Modified On August 27, 2013
From Ask The Past, a website that provides wisdom on contemporary problems from “old books,” comes this advice on “How to Tell Jokes”:
“Where your pleasantries are not rewarded with the laughter of listeners, cease and desist from telling jokes in the future. The defect is in you, not in your listeners… For these are movements of the mind, and if they are pleasant and lively, they are an indication and a testimonial of the nimble mind and the good habits of the speaker– this is particularly liked by other men and endears us to them. But if they are without grace and charm, they have the contrary effect, so it appears a jackass is joking, or that someone very fat with an enormous butt is dancing and hopping about in a tight-fitting vest.”

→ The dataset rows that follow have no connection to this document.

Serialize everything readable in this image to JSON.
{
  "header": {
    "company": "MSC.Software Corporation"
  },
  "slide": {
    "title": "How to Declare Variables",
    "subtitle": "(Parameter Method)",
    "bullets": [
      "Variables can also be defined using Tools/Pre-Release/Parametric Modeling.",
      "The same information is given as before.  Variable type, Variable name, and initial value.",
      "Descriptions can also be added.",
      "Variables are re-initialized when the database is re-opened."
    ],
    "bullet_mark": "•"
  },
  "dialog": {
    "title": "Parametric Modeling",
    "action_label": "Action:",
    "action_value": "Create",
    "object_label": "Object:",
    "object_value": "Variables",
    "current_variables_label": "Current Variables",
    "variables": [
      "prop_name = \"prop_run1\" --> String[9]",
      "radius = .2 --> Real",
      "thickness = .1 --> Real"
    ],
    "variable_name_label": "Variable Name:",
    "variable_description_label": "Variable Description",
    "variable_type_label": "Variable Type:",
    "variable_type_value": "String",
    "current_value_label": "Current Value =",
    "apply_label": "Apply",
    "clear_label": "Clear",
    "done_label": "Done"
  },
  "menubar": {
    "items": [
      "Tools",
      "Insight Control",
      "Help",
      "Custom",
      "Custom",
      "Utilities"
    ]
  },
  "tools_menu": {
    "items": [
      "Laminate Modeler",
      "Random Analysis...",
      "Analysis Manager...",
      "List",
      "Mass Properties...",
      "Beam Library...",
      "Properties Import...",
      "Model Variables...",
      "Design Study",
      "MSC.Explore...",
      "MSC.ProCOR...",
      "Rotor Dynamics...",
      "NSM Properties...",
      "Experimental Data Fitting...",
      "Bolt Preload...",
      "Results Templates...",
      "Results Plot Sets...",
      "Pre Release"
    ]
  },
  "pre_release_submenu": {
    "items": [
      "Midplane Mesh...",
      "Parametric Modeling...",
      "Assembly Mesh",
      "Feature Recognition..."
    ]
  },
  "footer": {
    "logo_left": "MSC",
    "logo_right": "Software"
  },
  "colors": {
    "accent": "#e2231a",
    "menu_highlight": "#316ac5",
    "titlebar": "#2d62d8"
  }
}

Giovanni della Casa, Il Galateo overo de’ costumi (1558)
Initially, we thought this was a fabrication. (Our suspicions were raised by the inclusion of the word “butt” in a 16th-century text. We allowed that it might have been a matter of loose translation.) A reader of Ask The Past also suspected something was up and brought up his suspicions in the comments. The curator of the blog replies, “Butt: even more amusing in the Italian original — “forte grasso e naticuto” (literally, “very fat and buttocked”)”
We suppose that Senor della Casa, were he to attempt to do standup, would go by the name of “Johnny House,” which has a nice, snappy ring to it and also sounds like a euphemism for an outhouse.